May 13
Primary key on xml column
The xml data has a few limitations that other datatypes in SQL Server 2005 do not have, for example you cannot compare two xml values. This has to with the nature of xml, but as a result it prevents you from making an xml column a primary key, sort of...
With little help from XQuery and a persisted computed column you can make a primary key on an xml column. For example suppose you have an invoice table and you want to make sure that the same invoice isn't inserted twice. An invoice looks like:
<Invoice>
<ID>1200</ID>
<LineItems>
<LineItem>stuff</LineItem>
</LineItems>
</Invoice>
You table for invoices would be something like:
CREATE TABLE INVOICES
(
ID ??? PRIMARY KEY,
Invoice xml
)
The question is what should replace ???. The answer is, of course, the content of the <ID> element in the invoice. A user defined function can be used to pull out the ID.

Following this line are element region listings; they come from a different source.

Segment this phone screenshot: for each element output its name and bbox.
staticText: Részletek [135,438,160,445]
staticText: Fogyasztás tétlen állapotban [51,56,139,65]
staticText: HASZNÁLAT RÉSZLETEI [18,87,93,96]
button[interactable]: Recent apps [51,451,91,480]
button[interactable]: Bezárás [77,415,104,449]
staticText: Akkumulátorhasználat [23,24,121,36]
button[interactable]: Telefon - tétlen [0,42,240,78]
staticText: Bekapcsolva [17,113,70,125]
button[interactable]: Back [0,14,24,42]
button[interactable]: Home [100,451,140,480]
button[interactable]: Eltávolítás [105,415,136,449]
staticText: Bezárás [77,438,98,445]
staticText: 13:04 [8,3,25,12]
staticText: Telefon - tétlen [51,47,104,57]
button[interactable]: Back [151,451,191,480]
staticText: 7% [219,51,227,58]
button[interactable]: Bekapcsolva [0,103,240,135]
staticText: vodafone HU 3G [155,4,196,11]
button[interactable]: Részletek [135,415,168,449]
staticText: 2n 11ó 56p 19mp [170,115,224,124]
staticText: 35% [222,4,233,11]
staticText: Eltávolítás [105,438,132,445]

create function InvId9(@i xml)
returns varchar(10)
with schemabinding
as
BEGIN
DECLARE @inv int
select @inv =
@i.value('string(/Invoice[1]/ID[1])',
'varchar(10)')
return @inv
END
Now we can create the table as:
CREATE TABLE INVOICES
(
ID as dbo.InvId9(Invoice) PERSISTED PRIMARY KEY,
Invoice xml
)
There are a couple of gotcha's here. First of all the function used to extract the ID must be schema bound even though it is not use anything from the database schema. The second is that it may not return a MAX type, for example VARCHAR(MAX), because you cannot create an index on a MAX type.
So there you go, a way to use an xml column as a primary key.